Oct 2 (Reuters) - A federal panel may tag American International Group Inc as "too big to fail," a move the company has been expecting and one that would sharply increase regulatory oversight of the government-rescued insurer.

AIG said on Tuesday that the Financial Stability Oversight Council had said it may designate the company as a "systemically important financial institution," or SIFI, under the Dodd-Frank reform laws.

The FSOC is charged with identifying banks and nonbank institutions that are so large or otherwise so important that their collapse could have repercussions across the economy. It has now moved AIG to the so-called Stage 3 review process for nonbank SIFIs.
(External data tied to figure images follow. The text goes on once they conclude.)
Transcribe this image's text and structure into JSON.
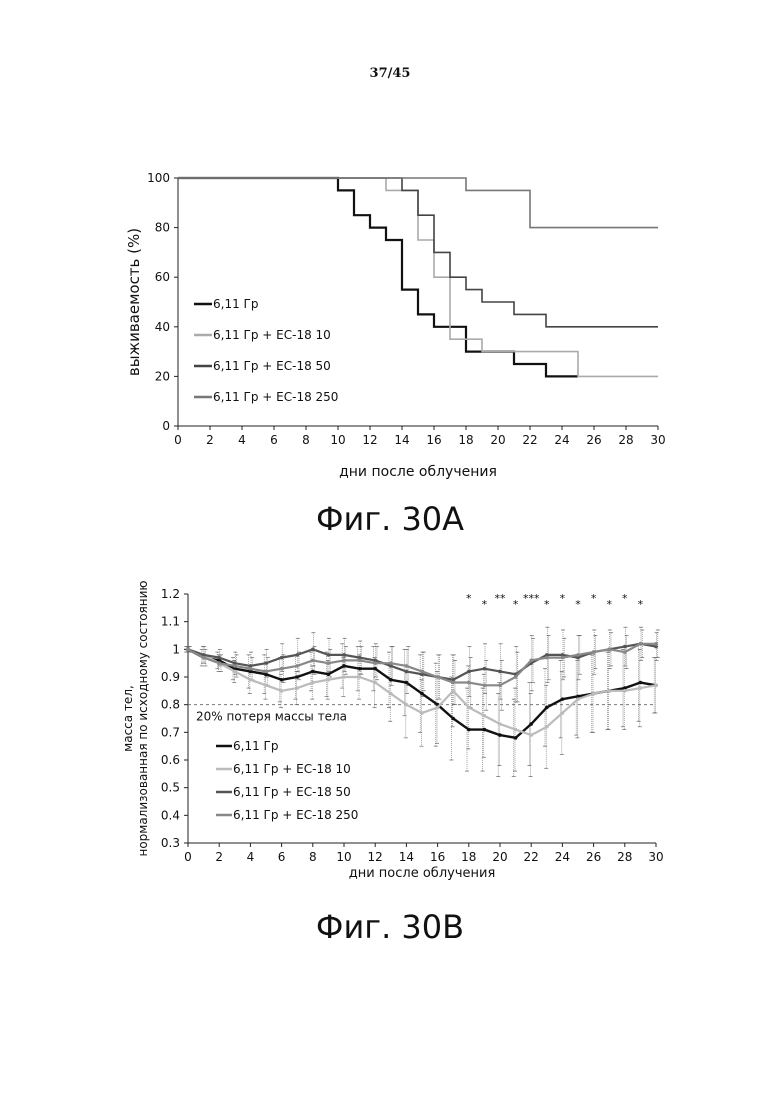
{
  "page_number": "37/45",
  "captions": {
    "a": "Фиг. 30A",
    "b": "Фиг. 30B"
  },
  "chart_data": [
    {
      "type": "line",
      "step": true,
      "xlabel": "дни после облучения",
      "ylabel": "выживаемость (%)",
      "xlim": [
        0,
        30
      ],
      "ylim": [
        0,
        100
      ],
      "xticks": [
        0,
        2,
        4,
        6,
        8,
        10,
        12,
        14,
        16,
        18,
        20,
        22,
        24,
        26,
        28,
        30
      ],
      "yticks": [
        0,
        20,
        40,
        60,
        80,
        100
      ],
      "grid": false,
      "legend_position": "bottom-left",
      "colors": [
        "#111111",
        "#aaaaaa",
        "#444444",
        "#777777"
      ],
      "series": [
        {
          "name": "6,11 Гр",
          "x": [
            0,
            10,
            11,
            12,
            13,
            14,
            15,
            16,
            18,
            21,
            23,
            25
          ],
          "y": [
            100,
            95,
            85,
            80,
            75,
            55,
            45,
            40,
            30,
            25,
            20,
            20
          ]
        },
        {
          "name": "6,11 Гр + ЕС-18 10",
          "x": [
            0,
            13,
            15,
            16,
            17,
            19,
            21,
            25,
            30
          ],
          "y": [
            100,
            95,
            75,
            60,
            35,
            30,
            30,
            20,
            20
          ]
        },
        {
          "name": "6,11 Гр + ЕС-18 50",
          "x": [
            0,
            14,
            15,
            16,
            17,
            18,
            19,
            21,
            23,
            30
          ],
          "y": [
            100,
            95,
            85,
            70,
            60,
            55,
            50,
            45,
            40,
            40
          ]
        },
        {
          "name": "6,11 Гр + ЕС-18 250",
          "x": [
            0,
            18,
            22,
            30
          ],
          "y": [
            100,
            95,
            80,
            80
          ]
        }
      ]
    },
    {
      "type": "line",
      "xlabel": "дни после облучения",
      "ylabel": "масса тел, нормализованная по исходному состоянию",
      "xlim": [
        0,
        30
      ],
      "ylim": [
        0.3,
        1.2
      ],
      "xticks": [
        0,
        2,
        4,
        6,
        8,
        10,
        12,
        14,
        16,
        18,
        20,
        22,
        24,
        26,
        28,
        30
      ],
      "yticks": [
        0.3,
        0.4,
        0.5,
        0.6,
        0.7,
        0.8,
        0.9,
        1,
        1.1,
        1.2
      ],
      "grid": false,
      "legend_position": "bottom-left",
      "colors": [
        "#111111",
        "#bbbbbb",
        "#555555",
        "#888888"
      ],
      "reference_line": {
        "y": 0.8,
        "label": "20% потеря массы тела"
      },
      "significance": [
        {
          "x": 18,
          "label": "*"
        },
        {
          "x": 19,
          "label": "*"
        },
        {
          "x": 20,
          "label": "**"
        },
        {
          "x": 21,
          "label": "*"
        },
        {
          "x": 22,
          "label": "***"
        },
        {
          "x": 23,
          "label": "*"
        },
        {
          "x": 24,
          "label": "*"
        },
        {
          "x": 25,
          "label": "*"
        },
        {
          "x": 26,
          "label": "*"
        },
        {
          "x": 27,
          "label": "*"
        },
        {
          "x": 28,
          "label": "*"
        },
        {
          "x": 29,
          "label": "*"
        }
      ],
      "series": [
        {
          "name": "6,11 Гр",
          "x": [
            0,
            1,
            2,
            3,
            4,
            5,
            6,
            7,
            8,
            9,
            10,
            11,
            12,
            13,
            14,
            15,
            16,
            17,
            18,
            19,
            20,
            21,
            22,
            23,
            24,
            25,
            26,
            27,
            28,
            29,
            30
          ],
          "y": [
            1.0,
            0.97,
            0.96,
            0.93,
            0.92,
            0.91,
            0.89,
            0.9,
            0.92,
            0.91,
            0.94,
            0.93,
            0.93,
            0.89,
            0.88,
            0.84,
            0.8,
            0.75,
            0.71,
            0.71,
            0.69,
            0.68,
            0.73,
            0.79,
            0.82,
            0.83,
            0.84,
            0.85,
            0.86,
            0.88,
            0.87
          ],
          "err": [
            0.01,
            0.03,
            0.03,
            0.04,
            0.06,
            0.07,
            0.08,
            0.08,
            0.07,
            0.08,
            0.08,
            0.08,
            0.08,
            0.1,
            0.12,
            0.14,
            0.15,
            0.15,
            0.15,
            0.15,
            0.15,
            0.14,
            0.15,
            0.14,
            0.14,
            0.14,
            0.14,
            0.14,
            0.14,
            0.14,
            0.1
          ]
        },
        {
          "name": "6,11 Гр + ЕС-18 10",
          "x": [
            0,
            1,
            2,
            3,
            4,
            5,
            6,
            7,
            8,
            9,
            10,
            11,
            12,
            13,
            14,
            15,
            16,
            17,
            18,
            19,
            20,
            21,
            22,
            23,
            24,
            25,
            26,
            27,
            28,
            29,
            30
          ],
          "y": [
            1.0,
            0.98,
            0.95,
            0.92,
            0.89,
            0.87,
            0.85,
            0.86,
            0.88,
            0.89,
            0.9,
            0.9,
            0.88,
            0.84,
            0.8,
            0.77,
            0.79,
            0.85,
            0.79,
            0.76,
            0.73,
            0.71,
            0.69,
            0.72,
            0.77,
            0.82,
            0.84,
            0.85,
            0.85,
            0.86,
            0.87
          ],
          "err": [
            0.01,
            0.03,
            0.03,
            0.04,
            0.05,
            0.05,
            0.06,
            0.06,
            0.06,
            0.07,
            0.07,
            0.08,
            0.09,
            0.1,
            0.12,
            0.12,
            0.13,
            0.13,
            0.15,
            0.15,
            0.15,
            0.15,
            0.15,
            0.15,
            0.15,
            0.14,
            0.14,
            0.14,
            0.14,
            0.14,
            0.1
          ]
        },
        {
          "name": "6,11 Гр + ЕС-18 50",
          "x": [
            0,
            1,
            2,
            3,
            4,
            5,
            6,
            7,
            8,
            9,
            10,
            11,
            12,
            13,
            14,
            15,
            16,
            17,
            18,
            19,
            20,
            21,
            22,
            23,
            24,
            25,
            26,
            27,
            28,
            29,
            30
          ],
          "y": [
            1.0,
            0.98,
            0.97,
            0.95,
            0.94,
            0.95,
            0.97,
            0.98,
            1.0,
            0.98,
            0.98,
            0.97,
            0.96,
            0.94,
            0.92,
            0.91,
            0.9,
            0.89,
            0.92,
            0.93,
            0.92,
            0.91,
            0.95,
            0.98,
            0.98,
            0.97,
            0.99,
            1.0,
            1.01,
            1.02,
            1.01
          ],
          "err": [
            0.01,
            0.03,
            0.03,
            0.04,
            0.05,
            0.05,
            0.05,
            0.06,
            0.06,
            0.06,
            0.06,
            0.06,
            0.06,
            0.07,
            0.08,
            0.08,
            0.08,
            0.09,
            0.09,
            0.09,
            0.1,
            0.1,
            0.1,
            0.1,
            0.09,
            0.08,
            0.08,
            0.07,
            0.07,
            0.06,
            0.05
          ]
        },
        {
          "name": "6,11 Гр + ЕС-18 250",
          "x": [
            0,
            1,
            2,
            3,
            4,
            5,
            6,
            7,
            8,
            9,
            10,
            11,
            12,
            13,
            14,
            15,
            16,
            17,
            18,
            19,
            20,
            21,
            22,
            23,
            24,
            25,
            26,
            27,
            28,
            29,
            30
          ],
          "y": [
            1.0,
            0.97,
            0.95,
            0.94,
            0.93,
            0.92,
            0.93,
            0.94,
            0.96,
            0.95,
            0.96,
            0.96,
            0.95,
            0.95,
            0.94,
            0.92,
            0.9,
            0.88,
            0.88,
            0.87,
            0.87,
            0.9,
            0.96,
            0.97,
            0.97,
            0.98,
            0.99,
            1.0,
            0.99,
            1.02,
            1.02
          ],
          "err": [
            0.01,
            0.03,
            0.03,
            0.04,
            0.04,
            0.05,
            0.05,
            0.05,
            0.05,
            0.05,
            0.05,
            0.05,
            0.06,
            0.06,
            0.07,
            0.07,
            0.08,
            0.08,
            0.09,
            0.09,
            0.09,
            0.09,
            0.08,
            0.08,
            0.07,
            0.07,
            0.06,
            0.06,
            0.06,
            0.05,
            0.05
          ]
        }
      ]
    }
  ]
}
In the third stage, the council looks for factors that would "mitigate or aggravate" a company's potential to cause harm, including its "resolvability, the opacity of its operations, its complexity, and the extent and nature of its existing regulatory scrutiny," according to final rules adopted earlier this year.

AIG, which received a $182 billion bailout after nearly failing four years ago, has said repeatedly that it fully expects to be tagged by the FSOC and that it has been preparing itself accordingly.

In its second-quarter financial report, AIG said it was large enough to meet at least the beginning criteria for an FSOC review, although it could not predict the outcomes of the second- or third-stage reviews.

For much of the period since the rescue, the company did not have a primary regulator. If the company is ultimately designated by the council, the Federal Reserve would assume that role.

Shares of AIG were up 0.8 percent at $33.54 in early trading. Early last month, the U.S. Treasury sold more than $20 billion of AIG stock at $32.50 per share, reducing its ownership in the company to 15.9 percent.